Christie’s autumn Shanghai sales, its third installment in the mainland, ended this weekend with sales totalling RMB 70m ($11m). The four auctions held on Saturday, 24 October, included the new +86 sale, a Chinese edition of Christie’s First Open series featuring emerging local artists. Christie’s global president Jussi Pylkkänen says that the auction house will launch a First Open sale for the Middle East and India next, with +971 (the international dialing code for the UAE) in the works for spring 2016.
Pylkkänen described the +86 sale as exciting and invigorating, with its selection of works by well-known Chinese artists such as Liu Wei, Qiu Xiaofei, Sun Xun, Ran Huang, Huang Yuxing, Xu Zhen and Zhang Enli, as well as rising stars like Chen Tianzhuo and Zhang Ruyi. “Our interest is in global contemporary art, and China is a hotbed of an inspired artistic group,” says Pylkkänen.
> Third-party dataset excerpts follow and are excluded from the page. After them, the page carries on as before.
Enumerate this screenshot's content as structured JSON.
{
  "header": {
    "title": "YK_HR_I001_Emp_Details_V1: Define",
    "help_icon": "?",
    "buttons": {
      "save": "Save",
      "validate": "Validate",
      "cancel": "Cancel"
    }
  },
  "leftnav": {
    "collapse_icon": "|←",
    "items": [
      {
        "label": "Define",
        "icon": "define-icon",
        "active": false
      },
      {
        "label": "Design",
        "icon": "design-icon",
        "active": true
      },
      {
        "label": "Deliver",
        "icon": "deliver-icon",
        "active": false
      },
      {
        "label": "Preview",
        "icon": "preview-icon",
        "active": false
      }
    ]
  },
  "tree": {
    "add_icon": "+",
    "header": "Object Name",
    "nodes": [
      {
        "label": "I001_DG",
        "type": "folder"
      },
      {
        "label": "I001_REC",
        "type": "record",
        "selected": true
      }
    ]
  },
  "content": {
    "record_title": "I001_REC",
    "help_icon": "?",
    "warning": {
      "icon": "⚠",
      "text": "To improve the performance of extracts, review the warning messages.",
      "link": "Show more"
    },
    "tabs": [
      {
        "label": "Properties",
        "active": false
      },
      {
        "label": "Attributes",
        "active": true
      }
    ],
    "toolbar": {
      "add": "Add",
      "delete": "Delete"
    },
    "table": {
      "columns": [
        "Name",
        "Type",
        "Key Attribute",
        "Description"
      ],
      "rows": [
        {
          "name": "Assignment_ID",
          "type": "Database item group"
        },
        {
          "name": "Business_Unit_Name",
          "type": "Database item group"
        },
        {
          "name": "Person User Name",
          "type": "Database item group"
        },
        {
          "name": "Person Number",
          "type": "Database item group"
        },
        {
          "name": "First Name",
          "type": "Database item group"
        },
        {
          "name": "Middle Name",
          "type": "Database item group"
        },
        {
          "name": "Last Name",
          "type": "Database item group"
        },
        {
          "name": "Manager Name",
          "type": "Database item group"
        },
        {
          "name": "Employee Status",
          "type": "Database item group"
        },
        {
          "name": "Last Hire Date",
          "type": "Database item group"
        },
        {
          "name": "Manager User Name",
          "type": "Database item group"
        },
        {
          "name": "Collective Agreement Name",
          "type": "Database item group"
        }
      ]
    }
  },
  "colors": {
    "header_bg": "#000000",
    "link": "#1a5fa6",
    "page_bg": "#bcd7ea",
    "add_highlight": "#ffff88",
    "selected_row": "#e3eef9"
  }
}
That auction made a total of $2.2m, led by a 2009 edition of Liu Wei’s Purple Air, which sold for $577,000.
The biggest results, however, where still made by the more marketable artists in that evening’s Asian and Western 20th-century and contemporary art sale. “Selling a Picasso is such bigger revenue,” Pylkkänen says. The top lot was of a collection of silver plates designed by Picasso, which went to a Chinese buyer for $1.8m, followed by an untitled portrait by Zeng Fanzhi, which made a little over $1m.
Work by well known British artists Anthony Gormley and Damian Hirst also did well. Gormley’s steel bar sculpture Domain XXXIX fetched $615,109 while two of Hirst’s butterfly and diamond dust screenprints sold: Big Love for $39,736 and Psalm: Usque Quo, Domine? for $27,815. However a 2013 yellow untitled concave sculpture by Anish Kapoor, estimated at $410,000-$600,000—the first time the British-Indian artist’s work had been offered at auction in mainland China—went unsold.
“China could become the most important place in [the art world], in the next three to four years, with the quality of Chinese contemporary art, and the fairs here,” Pylkkänen says, pointing out that Gagosian Gallery is showing in the 021 Art Fair in November. A deciding factor would be the relaxation of restrictions on the trade of work from before 1949, which Pylkkänen believes is a matter of when not if, especially for historically important non-Chinese art.
Most sales to Chinese buyers still happen outside the mainland, with the number rising 47% over the past year, Pylkkänen said. “Our objective is to attract first-time clients,” says Christie’s China president Cai Jinqing, and this weekend’s sales included design and style objects such as handbags and watches, both aimed at new collectors.